By Lea Johnson
21st Space Wing Public Affairs staff writer
PETERSON AIR FORCE BASE, Colo. — Parents and caregivers of special needs children have been anxiously waiting for this moment to arrive.
July 8 marked the launch of the Air Force’s Respite Care Program for families of special needs children.
Jackie Wickham, Exceptional Family Member Program family support coordinator, said “Respite care, to simply put it, is a short term break for parents or caregivers from their special needs children.”
Colorado Springs is currently one of only seven cities to offer the program. The service is available to eligible families at Peterson Air Force Base, Schriever Air Force Base and the U.S. Air Force Academy.
“We are so very pleased that this program has finally been launched and we were lucky enough to be on the ground floor to provide this service to our families,” said Paul Smith, chief of the Airman and Family Readiness Center.
To be eligible for the program, Wickham said, families must be enrolled in EFMP, provide documentation of the severity of the disability as decided by a physician, and provide proof of deployment if applicable.

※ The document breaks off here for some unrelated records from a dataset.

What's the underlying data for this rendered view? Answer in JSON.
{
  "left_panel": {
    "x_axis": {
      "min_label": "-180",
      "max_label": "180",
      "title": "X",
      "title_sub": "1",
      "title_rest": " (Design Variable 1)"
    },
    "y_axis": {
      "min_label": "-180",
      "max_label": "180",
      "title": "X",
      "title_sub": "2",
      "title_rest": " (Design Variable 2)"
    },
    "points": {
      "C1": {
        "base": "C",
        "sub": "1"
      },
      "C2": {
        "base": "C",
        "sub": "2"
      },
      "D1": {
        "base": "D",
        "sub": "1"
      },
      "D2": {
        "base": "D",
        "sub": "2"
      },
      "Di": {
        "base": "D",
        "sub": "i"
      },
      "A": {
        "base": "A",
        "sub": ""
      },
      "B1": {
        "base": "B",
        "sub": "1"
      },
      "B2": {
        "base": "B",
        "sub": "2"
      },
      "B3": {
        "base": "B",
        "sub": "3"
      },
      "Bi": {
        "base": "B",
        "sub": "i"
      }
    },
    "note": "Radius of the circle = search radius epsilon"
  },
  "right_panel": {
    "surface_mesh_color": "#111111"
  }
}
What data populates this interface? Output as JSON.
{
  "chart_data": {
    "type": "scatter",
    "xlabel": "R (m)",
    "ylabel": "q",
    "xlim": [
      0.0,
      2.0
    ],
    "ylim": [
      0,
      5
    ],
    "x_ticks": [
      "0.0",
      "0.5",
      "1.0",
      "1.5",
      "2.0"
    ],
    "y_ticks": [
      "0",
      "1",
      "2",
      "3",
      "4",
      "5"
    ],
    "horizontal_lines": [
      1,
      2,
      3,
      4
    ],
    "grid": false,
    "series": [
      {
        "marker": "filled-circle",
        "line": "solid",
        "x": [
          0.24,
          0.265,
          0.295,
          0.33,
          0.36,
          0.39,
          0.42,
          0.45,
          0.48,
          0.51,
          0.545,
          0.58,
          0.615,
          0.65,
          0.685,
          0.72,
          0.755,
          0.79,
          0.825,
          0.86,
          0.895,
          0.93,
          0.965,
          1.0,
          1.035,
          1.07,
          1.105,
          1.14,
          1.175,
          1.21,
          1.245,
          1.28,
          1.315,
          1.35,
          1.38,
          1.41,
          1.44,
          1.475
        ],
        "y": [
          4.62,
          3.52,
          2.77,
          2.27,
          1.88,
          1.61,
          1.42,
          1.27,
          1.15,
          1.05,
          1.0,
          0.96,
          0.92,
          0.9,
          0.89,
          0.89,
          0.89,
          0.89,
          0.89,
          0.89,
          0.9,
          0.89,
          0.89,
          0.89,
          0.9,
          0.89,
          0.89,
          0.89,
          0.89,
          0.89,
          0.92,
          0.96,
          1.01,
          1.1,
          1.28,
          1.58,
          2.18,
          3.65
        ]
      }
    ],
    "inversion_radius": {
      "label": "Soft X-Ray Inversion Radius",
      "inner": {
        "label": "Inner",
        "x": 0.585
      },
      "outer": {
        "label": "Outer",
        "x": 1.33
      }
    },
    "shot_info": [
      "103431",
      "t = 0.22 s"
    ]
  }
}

Eligible families will receive between eight and 20 hours a month of free care for their child, the amount being determined by the degree of disability and if there is a deployed family member.

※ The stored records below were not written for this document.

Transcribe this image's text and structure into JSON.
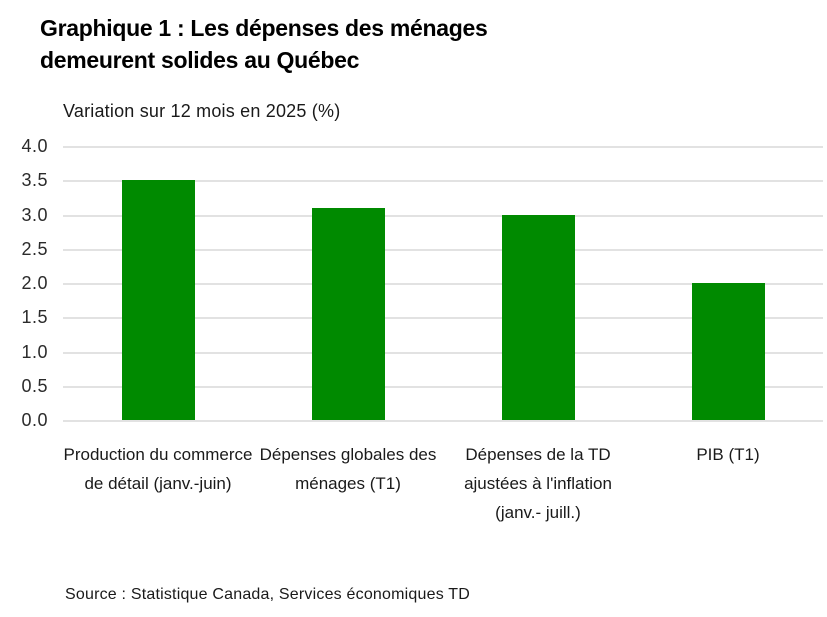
{
  "header": {
    "title": "Graphique 1 :  Les dépenses des ménages demeurent solides au Québec"
  },
  "chart_data": {
    "type": "bar",
    "title": "Graphique 1 :  Les dépenses des ménages demeurent solides au Québec",
    "subtitle": "Variation sur 12 mois en 2025 (%)",
    "categories": [
      "Production du commerce de détail (janv.-juin)",
      "Dépenses globales des ménages (T1)",
      "Dépenses de la TD ajustées à l'inflation (janv.- juill.)",
      "PIB (T1)"
    ],
    "values": [
      3.5,
      3.1,
      3.0,
      2.0
    ],
    "xlabel": "",
    "ylabel": "",
    "ylim": [
      0,
      4
    ],
    "ytick_step": 0.5,
    "yticks": [
      "4.0",
      "3.5",
      "3.0",
      "2.5",
      "2.0",
      "1.5",
      "1.0",
      "0.5",
      "0.0"
    ],
    "grid": true,
    "legend_position": "none",
    "bar_color": "#008a00",
    "gridline_color": "#e2e2e2"
  },
  "footer": {
    "source": "Source : Statistique Canada, Services économiques TD"
  }
}
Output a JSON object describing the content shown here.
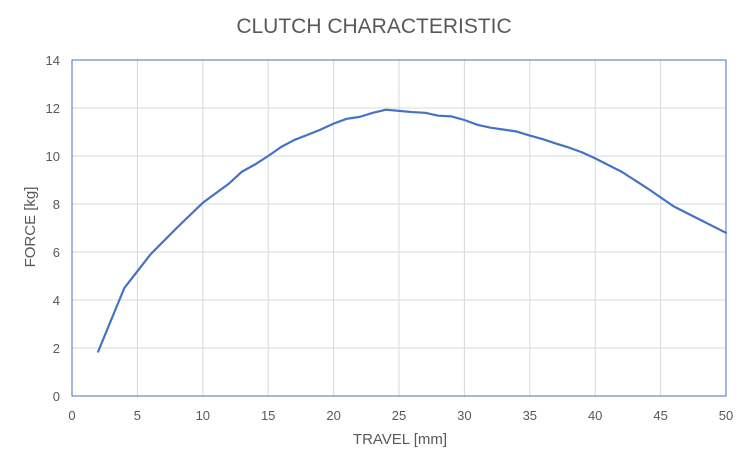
{
  "chart_data": {
    "type": "line",
    "title": "CLUTCH CHARACTERISTIC",
    "xlabel": "TRAVEL [mm]",
    "ylabel": "FORCE [kg]",
    "xlim": [
      0,
      50
    ],
    "ylim": [
      0,
      14
    ],
    "x_ticks": [
      "0",
      "5",
      "10",
      "15",
      "20",
      "25",
      "30",
      "35",
      "40",
      "45",
      "50"
    ],
    "y_ticks": [
      "0",
      "2",
      "4",
      "6",
      "8",
      "10",
      "12",
      "14"
    ],
    "grid": true,
    "legend": "none",
    "series": [
      {
        "color": "#4472c4",
        "x": [
          2,
          4,
          6,
          8,
          10,
          12,
          13,
          14,
          15,
          16,
          17,
          18,
          19,
          20,
          21,
          22,
          23,
          24,
          25,
          26,
          27,
          28,
          29,
          30,
          31,
          32,
          33,
          34,
          35,
          36,
          37,
          38,
          39,
          40,
          42,
          44,
          46,
          48,
          50
        ],
        "y": [
          1.85,
          4.5,
          5.9,
          7.0,
          8.05,
          8.85,
          9.35,
          9.65,
          10.0,
          10.38,
          10.67,
          10.88,
          11.1,
          11.35,
          11.55,
          11.63,
          11.8,
          11.93,
          11.88,
          11.83,
          11.8,
          11.68,
          11.65,
          11.5,
          11.3,
          11.18,
          11.1,
          11.02,
          10.85,
          10.7,
          10.52,
          10.35,
          10.15,
          9.9,
          9.35,
          8.65,
          7.9,
          7.35,
          6.8
        ]
      }
    ]
  }
}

She also said it’s important for families to remember that enrollment in EFMP does not guarantee eligibility for respite care.
Respite care has previously been available off base in Colorado Springs but for many families, the cost was more than they could afford to pay. Now, Wickham said, the Air Force will cover the cost.
To further ease the load, families are able to choose neighbors or friends, people they already know and trust, to be the care giver.
Anyone interested in becoming a care giver must fill out an application through the National Association of Child Care Resource and Referral Agencies. “They do the background checks, CPR classes, all the training that is necessary to be a provider,” Wickham said.
The training and background checks can take a significant amount of time. “It’s really in their best interest if the provider gets signed up as soon as possible and trained,” Wickham said.
If families choose, they can also use an organization already established in the area. In most cases, Smith said, respite care takes place in the child’s home.
Parents are free to use the time however they wish. “These parents are providing 24-7 care for this child,” Smith said. “The idea of this is just to give that parent a few hours within that month that they can go to the movies, or get their hair done, or read a book. They really do deserve this break.”